6-8-14 Rob Wile for the online Business Insider reports “How Solar Will Destroy The Power Companies, In 5 Easy Steps”. Mr. Wile writes “Barclays recently downgraded the entire U.S. electric utilities sector to “underweight” on the threat posed by widespread adoption of solar-storage.” “The firm’s sweeping case focused in large part on debt markets’ apparent ignorance to challenge utilities are facing.” Wile gives the following five reasons for Barclays move: 1.Solar prices come down (Photovoltaic panels have dropped, and continue to drop in price. OK so much of that is due to subsidy but revisit the riders and customer charges as well as the recent tax package for fracking if you want to embrace that “market” rhetoric. Likewise Tesla has caused the price of storage batteries to continuously drop. Again, look at the legislators’ “laws” to keep Tesla out of Ohio). 2. The defection spiral commences (“Once the prices for everything get cheap enough, homeowners begin to leave the grid.” Duh!) 3. Utilities flail around in their state capitols seeking relief (already happening, dude) 4.The decommissioning process begins (“This is the key moment: Utility companies being forced to upgrade their plants in the face of a declining customer base. That’s a killer combination.”) 5. (this is the one that completely undermines “the market” rhetoric of our conservative legislators) The market turns (“In Germany, aggressive subsidies and a move away from nuclear led to an explosion of renewables expansion. Since the beginning of 2010 (though for reasons that go beyond simply that outgrowth), Germany’s two largest utilities had stock price declines of 55-60%, compared with a near 60% gain in the DAX.”) All this shows that the folks on Wall Street (company John the Governator used to keep when employed by the now belly up Lehman Brothers) know what is coming down. How do they know this?

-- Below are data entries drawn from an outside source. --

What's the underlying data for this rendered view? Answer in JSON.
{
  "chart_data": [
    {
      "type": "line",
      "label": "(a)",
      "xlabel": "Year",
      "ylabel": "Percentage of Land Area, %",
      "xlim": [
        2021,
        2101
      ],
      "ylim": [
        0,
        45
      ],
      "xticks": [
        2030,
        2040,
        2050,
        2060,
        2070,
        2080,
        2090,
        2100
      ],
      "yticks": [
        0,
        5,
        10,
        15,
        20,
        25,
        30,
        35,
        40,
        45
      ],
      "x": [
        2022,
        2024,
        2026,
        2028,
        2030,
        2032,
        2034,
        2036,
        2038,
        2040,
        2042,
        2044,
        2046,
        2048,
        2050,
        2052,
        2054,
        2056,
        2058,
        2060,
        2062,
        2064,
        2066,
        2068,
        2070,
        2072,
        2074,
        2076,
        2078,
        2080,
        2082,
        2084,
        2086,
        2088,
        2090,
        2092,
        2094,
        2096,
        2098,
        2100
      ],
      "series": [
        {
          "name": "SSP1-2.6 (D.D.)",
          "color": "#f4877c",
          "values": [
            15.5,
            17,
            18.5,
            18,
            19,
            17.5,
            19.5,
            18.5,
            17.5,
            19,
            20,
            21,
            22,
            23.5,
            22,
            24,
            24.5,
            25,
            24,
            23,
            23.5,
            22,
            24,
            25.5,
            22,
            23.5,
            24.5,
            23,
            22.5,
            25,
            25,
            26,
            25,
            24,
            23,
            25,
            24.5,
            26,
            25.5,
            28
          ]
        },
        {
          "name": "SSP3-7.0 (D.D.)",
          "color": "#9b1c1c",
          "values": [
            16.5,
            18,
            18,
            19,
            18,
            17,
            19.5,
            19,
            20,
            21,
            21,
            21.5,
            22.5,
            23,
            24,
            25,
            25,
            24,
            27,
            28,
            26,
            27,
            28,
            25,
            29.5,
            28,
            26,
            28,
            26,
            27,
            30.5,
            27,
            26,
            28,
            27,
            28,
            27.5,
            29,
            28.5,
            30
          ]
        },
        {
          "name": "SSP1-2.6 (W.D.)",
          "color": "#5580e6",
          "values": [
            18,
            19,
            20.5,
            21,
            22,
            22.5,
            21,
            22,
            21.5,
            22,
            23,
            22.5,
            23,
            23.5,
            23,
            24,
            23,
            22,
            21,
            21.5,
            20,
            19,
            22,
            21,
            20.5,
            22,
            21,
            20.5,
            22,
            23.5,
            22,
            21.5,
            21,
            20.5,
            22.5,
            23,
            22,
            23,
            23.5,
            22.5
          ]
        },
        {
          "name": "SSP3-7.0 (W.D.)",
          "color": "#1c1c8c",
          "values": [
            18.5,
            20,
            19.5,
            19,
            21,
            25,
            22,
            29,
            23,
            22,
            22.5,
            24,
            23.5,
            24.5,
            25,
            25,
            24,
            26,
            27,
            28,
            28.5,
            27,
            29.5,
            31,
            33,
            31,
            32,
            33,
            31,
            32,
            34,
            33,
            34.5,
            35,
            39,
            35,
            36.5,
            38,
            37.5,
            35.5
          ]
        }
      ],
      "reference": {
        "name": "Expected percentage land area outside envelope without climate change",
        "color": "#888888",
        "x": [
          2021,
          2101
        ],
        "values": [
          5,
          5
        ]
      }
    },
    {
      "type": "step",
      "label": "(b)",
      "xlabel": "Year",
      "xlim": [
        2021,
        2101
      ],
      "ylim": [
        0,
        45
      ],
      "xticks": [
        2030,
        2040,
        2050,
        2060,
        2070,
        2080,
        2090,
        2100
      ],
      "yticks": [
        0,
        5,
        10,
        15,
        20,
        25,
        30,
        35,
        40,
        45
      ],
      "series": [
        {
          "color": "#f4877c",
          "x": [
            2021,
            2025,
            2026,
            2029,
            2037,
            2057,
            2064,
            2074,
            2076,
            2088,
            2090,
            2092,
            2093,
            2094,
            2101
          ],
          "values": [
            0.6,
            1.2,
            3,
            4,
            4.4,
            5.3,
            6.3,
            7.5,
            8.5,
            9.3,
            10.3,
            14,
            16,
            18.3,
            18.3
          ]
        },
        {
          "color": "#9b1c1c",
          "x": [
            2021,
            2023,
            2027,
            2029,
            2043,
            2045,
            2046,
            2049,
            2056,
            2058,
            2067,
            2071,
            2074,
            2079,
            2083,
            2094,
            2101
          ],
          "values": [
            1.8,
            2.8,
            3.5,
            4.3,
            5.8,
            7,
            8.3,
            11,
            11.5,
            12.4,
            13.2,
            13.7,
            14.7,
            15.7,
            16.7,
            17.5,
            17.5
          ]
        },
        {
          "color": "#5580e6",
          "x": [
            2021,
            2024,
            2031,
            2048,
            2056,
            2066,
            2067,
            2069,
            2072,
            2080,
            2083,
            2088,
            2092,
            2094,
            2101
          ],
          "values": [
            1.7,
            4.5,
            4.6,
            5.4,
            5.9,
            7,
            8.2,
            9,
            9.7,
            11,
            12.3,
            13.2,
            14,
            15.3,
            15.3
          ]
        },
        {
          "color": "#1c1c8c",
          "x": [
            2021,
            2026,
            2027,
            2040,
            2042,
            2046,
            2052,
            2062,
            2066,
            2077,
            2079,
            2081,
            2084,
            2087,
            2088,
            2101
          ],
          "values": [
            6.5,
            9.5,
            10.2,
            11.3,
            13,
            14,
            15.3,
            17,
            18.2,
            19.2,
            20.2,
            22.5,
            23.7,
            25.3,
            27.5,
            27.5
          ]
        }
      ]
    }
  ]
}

Academics use a term called “disruptive technology” or “disruptive innovation” to describe what happens when what essentially involved a cumbersome or costly way of doing things is displaced by something, perhaps less comprehensive, but far more accessible and affordable. Case in point would be mobile communication devices (which once were incredibly cumbersome and expensive) and personal computers, now even smart phones. IBM, Hewlett Packard, the old Bell system and others all suffered as a consequence of disruptive innovation/technology (Kodak and Polaroid had to reinvent themselves thanks to digital imaging). Solar is likewise a disruptive innovation/technology. Folks like Seitz, Hottinger, Balderson and other conservatives, “disposed to preserve existing conditions, institutions, etc.” need to be told the jig is up. The rhetorical manipulations employed by them to insure their own reelection financing is failing (“Customer Charge” indeed!); failing on account of the very market they so ardently invoke as the fountain of all solutions for all problems. In the case of alternate energy, is it the market they are dissing, or is it their responsibility (as elected representatives) to solve problems? SB 310 creates one, solves none.